Эта мысль привела Ольгу в себя. Она бросается из кабинета, унося с собою ужасное письмо. Слуга отворяет ей дверь, навстречу ей вбегает по лестнице Анатолий, насвистывая веселую арию, на минуту вся кровь прихлынула к сердцу Ольги… беззаботный поэт промчался мимо, не замечая ее в слабо освещенном коридоре.
– Здесь была, сударь, женщина, – пробормотал заспанный слуга вошедшему в дверь Анатолию.
– Женщина? какая женщина?
– Незнакомая, сударь!
– Где же она?
– Да вот сей час убежала, как сумасшедшая, вы, верно, столкнулись с ней на лестнице.
– Нет, а жаль, верно, новое приключение; раздевай меня.
Анатолий, утомленный шумным пиршеством, вошел в свой кабинет, на полу валялись измятый букет цветов и знакомый ему веер. С недоуменьем он поднял то и другое, мысль о письме к приятелю мелькнула в его голове, он перебрасывает на столе все бумаги, письма нет, и Анатолий разгадывает происшествие:
– Так вот чем кончился роман. Ха, ха, ха, итак, addio, mia tortorella! [140] моя платоническая любовь! теперь я твой, bel idol mio [141], твой нераздельно.

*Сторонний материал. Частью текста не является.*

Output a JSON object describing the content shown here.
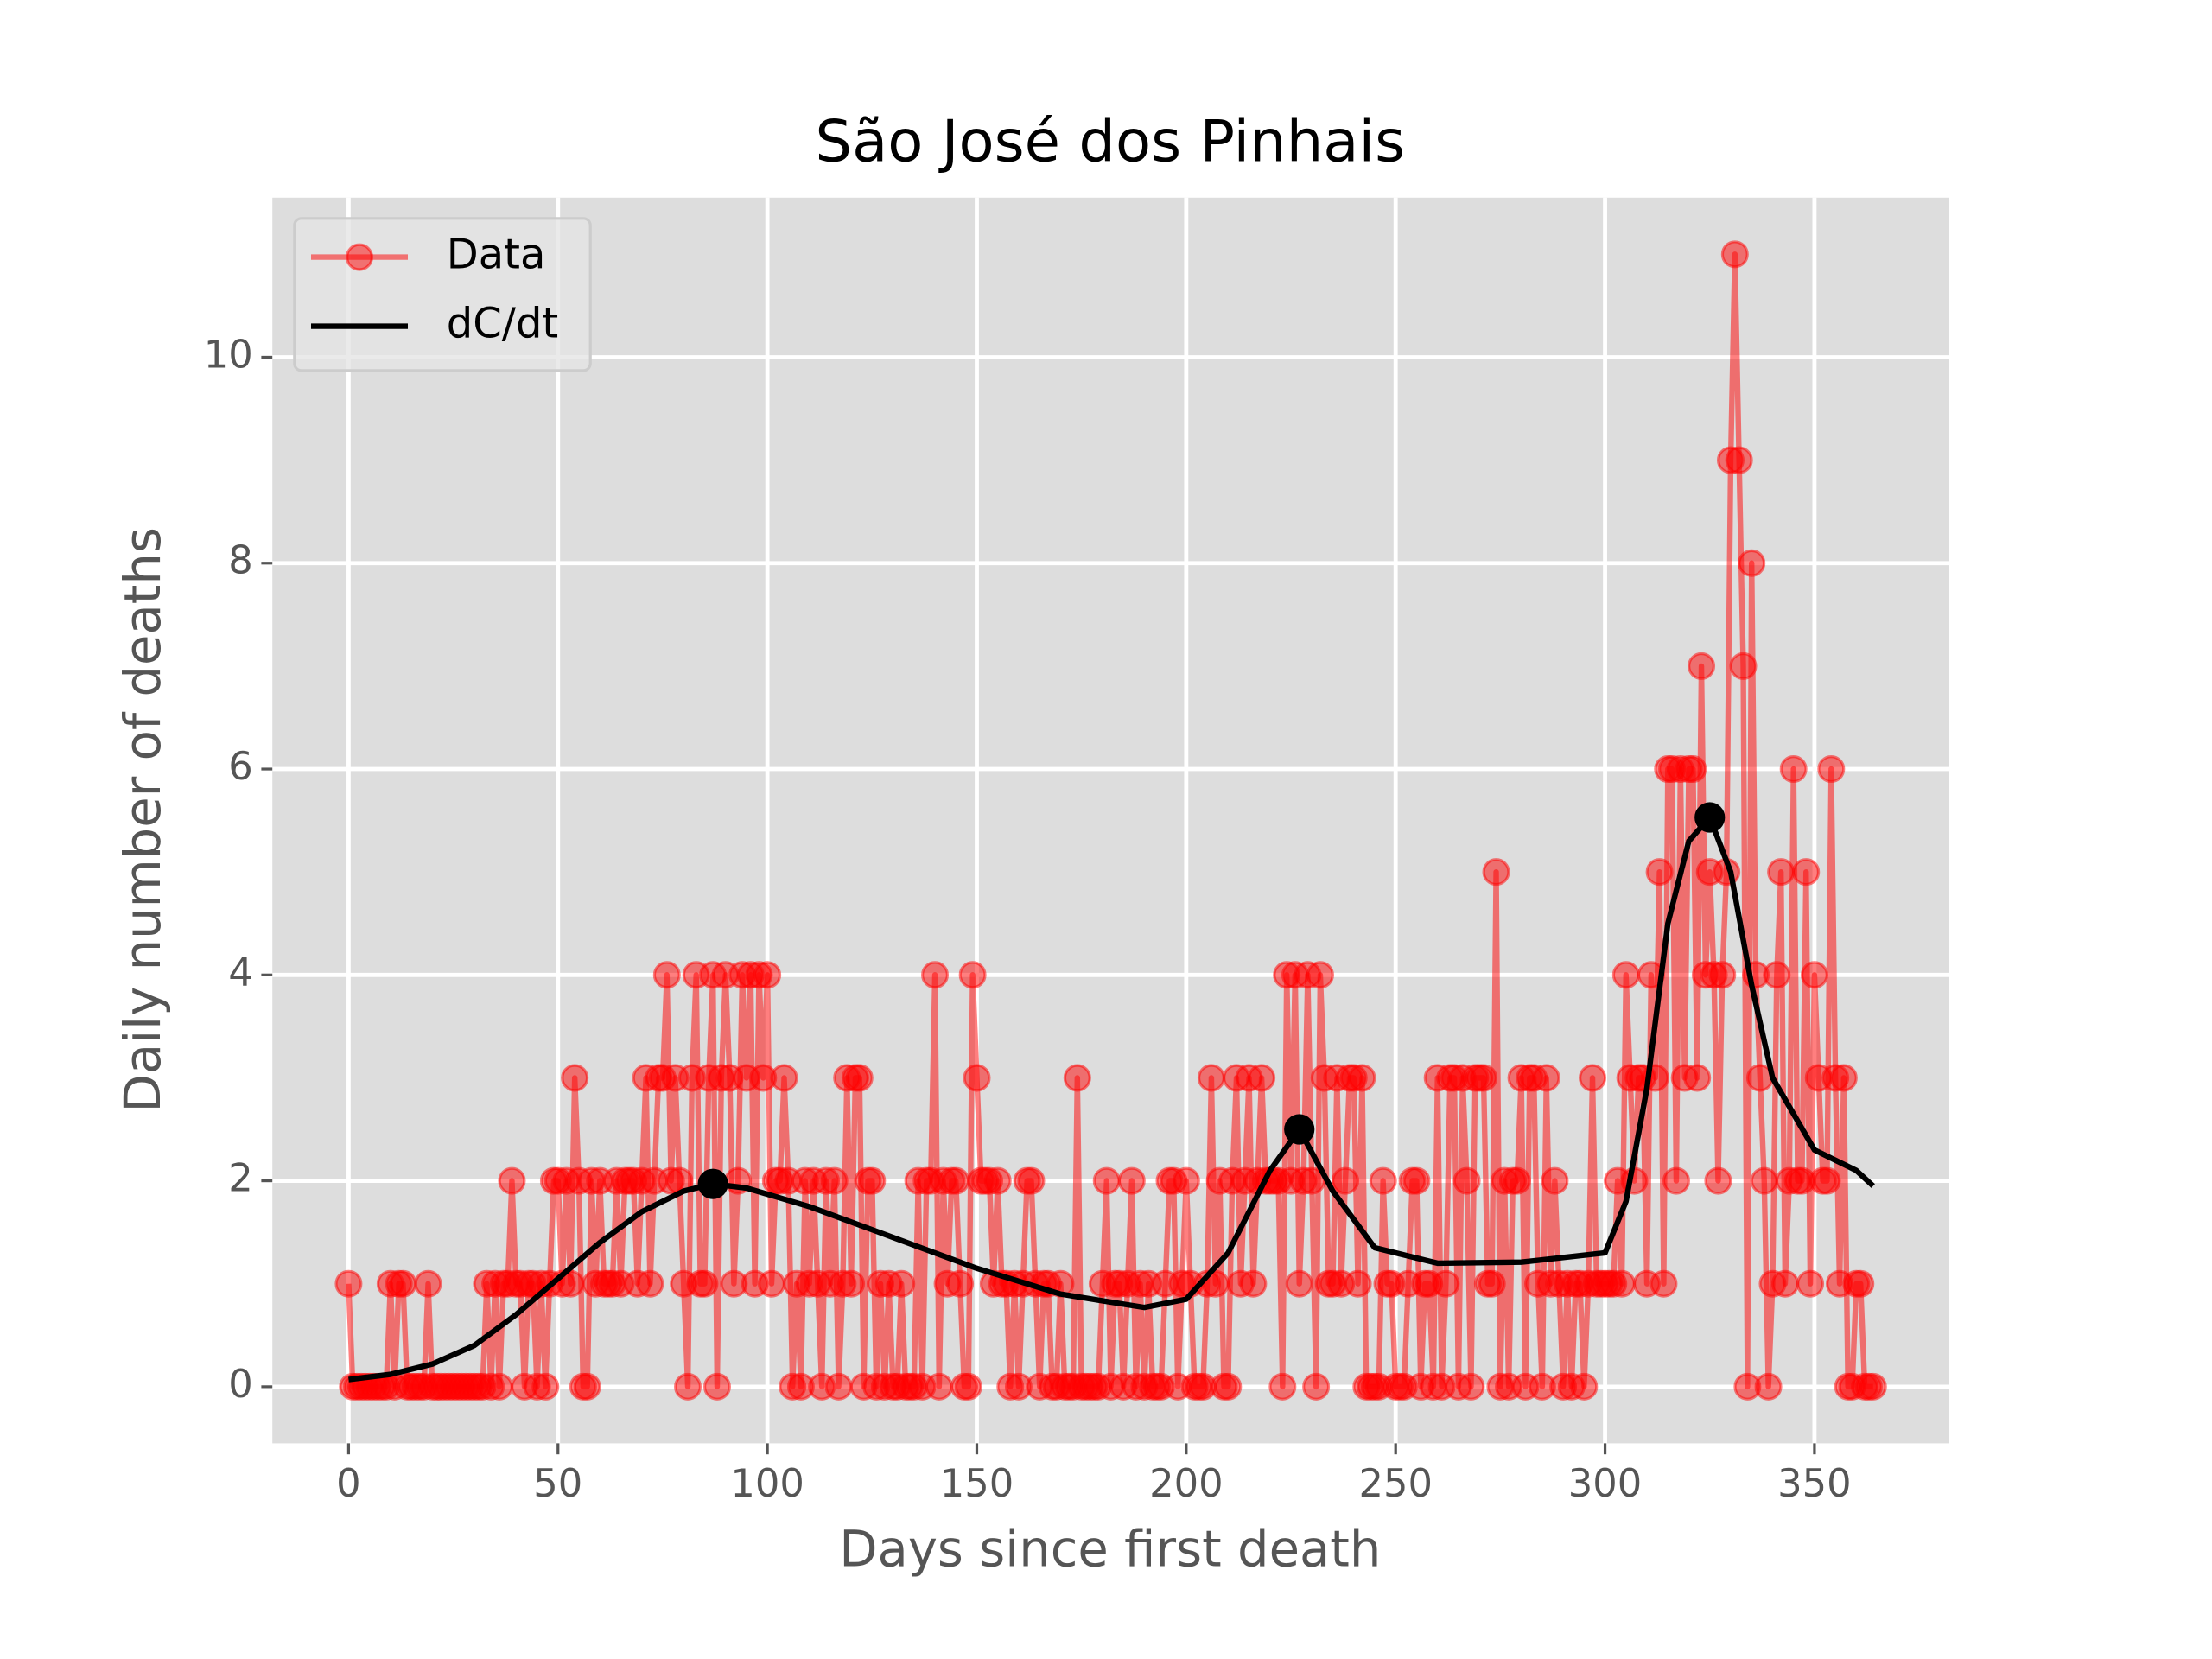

И поэт заснул спокойно, и даже во сне ему не пригрезились терзания Ольги; нет, ему виделась роскошная грудь италианской графини и слышались не рыдания обманутой, а страстный лепет торжествующей любовницы.
Прошли месяцы; Ольга медленно оправлялась от злой горячки; вместе с жизнью обновлялась и память прошедшего. Страшные воспоминания! Как неохотно верило им сердце! Но письмо здесь, перед ней, она знает его наизусть, – и в бреду горячки сколько раз твердила она с безумным хохотом: она мне надоела!..
Я видела молодую птичку в весне ее жизни: она в первый раз выпорхнула из темного гнезда; ей представились небо, красное солнце и мир божий: как радостно забилось ее сердце, как затрепетали крылья! Заранее она обнимает ими пространство; заранее готовится жить и с первым стремлением попадается в руки ловчего, который не оковывает ее цепями, не запирает в клетке; нет, он выкалывает ей глаза, подрезывает крылья, и бедная живет в том же мире, где были ей обещаны свобода и столько радостей; ее греет то же солнце, она дышит тем же воздухом, но рвется, тоскует и, прикованная к холодной земле, может только твердить: не для меня, не для меня! Если бы заперли ее в железную клетку, она бы исклевала ее и пробилась на волю или, метаясь, израненная острием железа, без сожаления рассталась бы с последней половиной жизни, когда лучшая половина у нее отнята. Но она не в клетке; не крепкие стены окружают ее, она свободна, и между тем вечная мгла, вечное бездействие – вот удел моей птички! Вот удел Ольги!
Гольцберг добился, наконец, выгодного места. С наступлением весны он оставил Петербург и поселился на короткое время в Царском Селе, в ожидании совершенного выздоровления жены. Доктора грозили ей медленной чахоткой и предписали исландский мох, деревенский воздух и частые прогулки. Ольга печально качала головой, слушая эти наставления; в угодность мужу она исполняла их, но это прозябание томило ее, и она облобызала бы руку, которая б поднесла ей вместо исландского мху стакан яду.